A Rodda creò un vivaio dal quale i contadini prendevano gli innesti dei peschi. I suoi scritti pubblicati su «Pagine Friulane». Scoprì il Manoscritto di Cergneu. Il Duomo di Milano realizzato a traforo.

Ivan Trinko era un grande estimatore di don Pietro Podrecca e lo riteneva il modello del prete chiamato a operare in Benecia. Nel centesimo anniversario della su nascita (1822-1922) scrisse: «Di una speciale memoria è meritevole Peter Podreka, sacerdote benemerito sotto tutti i punti di vista, cappellano tra la gente semplice. […] Egli è stato il primo a scrivere nello sloveno letterario e ha composto numerose poesie slovene […]. Era un’anima slovena pura e sincera e diffondeva, ovunque poteva, la coscienza nazionale. Fu lui a indirizzare sulla retta via l’autore di queste righe, quando era ancora un giovane studente» (1923: 120). Trinko, nato nel 1863, non conobbe Podrecca nella natia Tercimonte poiché già nel 1857 il gospod kaplan si era trasferito a San Pietro. Certamente lo incontrò successivamente e lesse le sue poesie cogliendone il messaggio profondo e l’anelito di radicarsi nella propria identità, anche attraverso la riappropriazione e l’affinamento della lingua slovena locale.
Nel già citato articolo sul Ljubljanski zvon, Trinko scrive che non c’era bisogno di ripetere quanto Podrecca «si fosse preso molta cura del benessere spirituale dei suoi fedeli […]; ma devo ricordare che si adoperò anche per il loro benessere materiale. Istruiva il popolo nelle cose che sapeva e poteva fare; incoraggiava in particolare la frutticoltura e la viticoltura con l’insegnamento e con l’esempio» (1890: 283).

Vediamo allora in che modo Podrecca promosse la frutticoltura a Rodda.
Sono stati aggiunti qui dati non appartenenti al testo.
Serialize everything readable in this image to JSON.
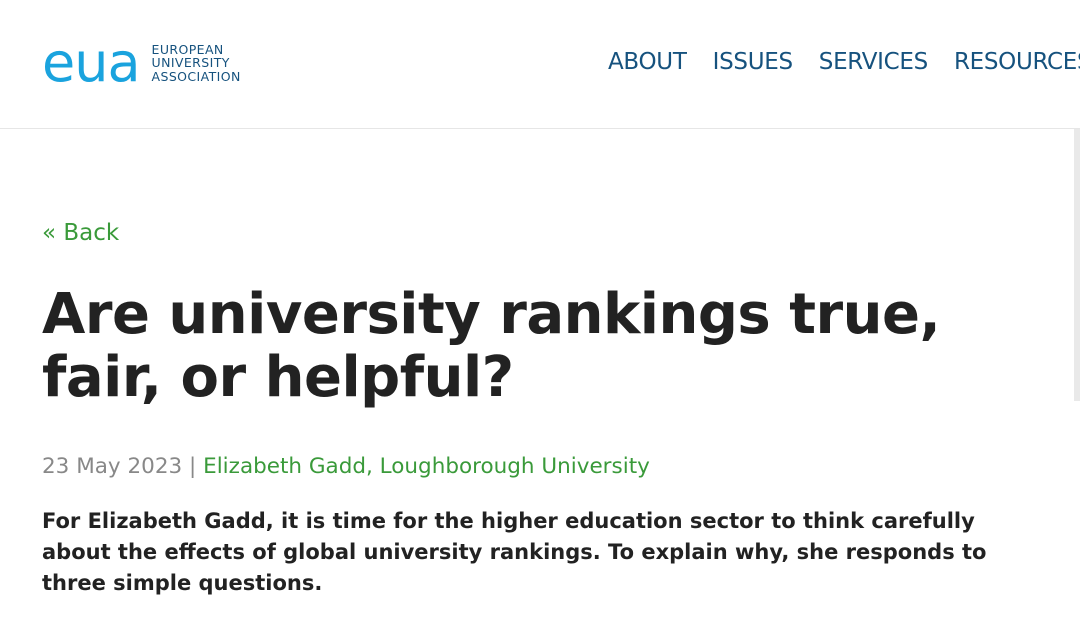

Ce lo descrive Domenico Dorigo nell’articolo La frutticoltura nel mandamento di Cividale e il vivaio di fruttiferi di S. Pietro al Natisone pubblicato nel Bullettino dell’Associazione Agraria Friulana (1 febbraio 1909, pp. 11-20). Dorigo ricorda che «con felicissima intuizione» don Pietro «Circa una trentina d’anni sono, nel sagrato della Chiesa di Rodda fece scavare parecchie fosse, nelle quali piantò alcune varietà di fruttiferi prese da vivaisti italiani. Tale lavoro, accolto dall’indifferenza dei paesani, cominciò ad interessare i più intelligenti, quando le piante, diventate mature, principiarono a portare qualche bel frutto. Il sagrato della Chiesa era il luogo più opportuno per le discussioni e per gli apprezzamenti sul merito delle differenti varietà, e in brevi anni tutti gli agricoltori si affrettarono, nella primavera, a togliere dalle piante del sagrato quelle marze che ritenevano più adatte per migliori frutti e ad innestarle sui selvatici presi nei boschi. Ora Rodda, si può dire, che è tutto un frutteto e vi si coltivano frutta di sceltissime varietà, le quali vengono ricercate sul posto da commercianti forestieri e rappresentano la principale risorsa per quegli alpigiani.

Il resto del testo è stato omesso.